There are many ways to achieve catchlight. Googling will definitely give you most if not all the ways. But here is some short pointers.

Catchlight is the reflection of some light source on the eye.

Therefore the light source must be placed in the line of sight of the subject (that is the subject must be able to "see" it even when looking towards the camera).

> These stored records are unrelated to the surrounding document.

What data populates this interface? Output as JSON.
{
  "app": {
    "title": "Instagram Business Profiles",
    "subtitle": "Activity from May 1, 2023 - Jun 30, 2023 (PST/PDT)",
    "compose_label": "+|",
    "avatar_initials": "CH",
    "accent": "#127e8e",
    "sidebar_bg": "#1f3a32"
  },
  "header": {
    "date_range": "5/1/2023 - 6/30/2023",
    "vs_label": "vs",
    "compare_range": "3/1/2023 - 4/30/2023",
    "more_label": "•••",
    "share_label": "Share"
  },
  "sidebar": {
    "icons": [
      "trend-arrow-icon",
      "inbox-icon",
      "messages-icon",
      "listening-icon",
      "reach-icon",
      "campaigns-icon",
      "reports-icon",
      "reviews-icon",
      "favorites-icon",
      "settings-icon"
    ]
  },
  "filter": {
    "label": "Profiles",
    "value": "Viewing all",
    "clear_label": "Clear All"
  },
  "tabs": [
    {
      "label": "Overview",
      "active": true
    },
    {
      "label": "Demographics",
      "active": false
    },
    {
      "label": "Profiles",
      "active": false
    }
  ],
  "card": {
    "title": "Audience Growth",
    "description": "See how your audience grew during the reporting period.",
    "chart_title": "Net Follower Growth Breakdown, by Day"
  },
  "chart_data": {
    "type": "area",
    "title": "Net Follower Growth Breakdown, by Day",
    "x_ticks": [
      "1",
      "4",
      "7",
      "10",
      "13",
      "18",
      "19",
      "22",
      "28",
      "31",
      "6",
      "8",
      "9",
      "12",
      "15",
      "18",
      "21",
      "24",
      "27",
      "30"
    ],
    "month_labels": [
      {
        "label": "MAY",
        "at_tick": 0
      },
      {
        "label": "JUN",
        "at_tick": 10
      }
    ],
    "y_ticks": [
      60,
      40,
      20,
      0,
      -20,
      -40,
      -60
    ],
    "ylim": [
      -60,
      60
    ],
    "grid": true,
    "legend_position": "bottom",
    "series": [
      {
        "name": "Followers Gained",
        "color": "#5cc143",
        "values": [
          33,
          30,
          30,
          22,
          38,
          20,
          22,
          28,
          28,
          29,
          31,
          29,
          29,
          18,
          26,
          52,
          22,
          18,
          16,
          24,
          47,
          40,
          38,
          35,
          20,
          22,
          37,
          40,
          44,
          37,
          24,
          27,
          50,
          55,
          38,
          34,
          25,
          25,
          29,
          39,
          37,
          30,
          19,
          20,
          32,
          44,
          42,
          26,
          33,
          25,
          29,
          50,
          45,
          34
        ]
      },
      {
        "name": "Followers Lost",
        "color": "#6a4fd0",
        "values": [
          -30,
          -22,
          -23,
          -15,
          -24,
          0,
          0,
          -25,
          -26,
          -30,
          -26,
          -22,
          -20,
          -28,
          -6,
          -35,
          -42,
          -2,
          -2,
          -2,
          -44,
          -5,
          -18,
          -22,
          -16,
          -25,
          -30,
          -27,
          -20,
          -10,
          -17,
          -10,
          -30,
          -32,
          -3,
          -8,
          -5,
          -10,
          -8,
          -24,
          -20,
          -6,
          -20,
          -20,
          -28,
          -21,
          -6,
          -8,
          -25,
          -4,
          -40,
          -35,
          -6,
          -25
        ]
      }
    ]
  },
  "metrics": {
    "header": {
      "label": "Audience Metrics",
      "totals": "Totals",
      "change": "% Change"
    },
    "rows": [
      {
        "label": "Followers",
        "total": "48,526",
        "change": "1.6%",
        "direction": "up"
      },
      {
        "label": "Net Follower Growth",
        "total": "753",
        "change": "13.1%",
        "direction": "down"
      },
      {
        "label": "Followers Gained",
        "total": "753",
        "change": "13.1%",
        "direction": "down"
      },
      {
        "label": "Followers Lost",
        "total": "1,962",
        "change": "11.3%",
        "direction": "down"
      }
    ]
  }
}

The light source need not be "light generating" (that is a light bulb, or flash, or window), it can be a white (or close to it) reflective surface of appropriate size as well.


----------



## dirtcastle (Sep 8, 2012)

Many hotshoe flashes have a catchlight card that can be used to increase the likelihood of catching it in the eyes of the subject.


----------



## KKCFamilyman (Sep 8, 2012)

Thanks so far. I will look that up.


----------



## joshhuntnm (Sep 12, 2012)

using a flash on a low setting will brighten the eyes, put a little catch light in the eyes without effecting exposure too much.


----------



## KKCFamilyman (Sep 12, 2012)

Just got the new 70-200 2.8 is II tonight. I was wondering if these are them? No Flash was used.


----------



## jondave (Sep 12, 2012)

KKCFamilyman said:


> Just got the new 70-200 2.8 is II tonight. I was wondering if these are them? No Flash was used.



Yes. 

What happened to your 70-200 f/4 btw?


----------



## KKCFamilyman (Sep 12, 2012)

Returned it for the 2.8 because I was debating so much and I got it for $1840 so I felt like just go for it so when I complement it later with the 24-70 ii then they'll match up. So far great just heavy.


----------



## RLPhoto (Oct 15, 2012)

These are obvious catchlights. Any reflection off a light source will show them.


----------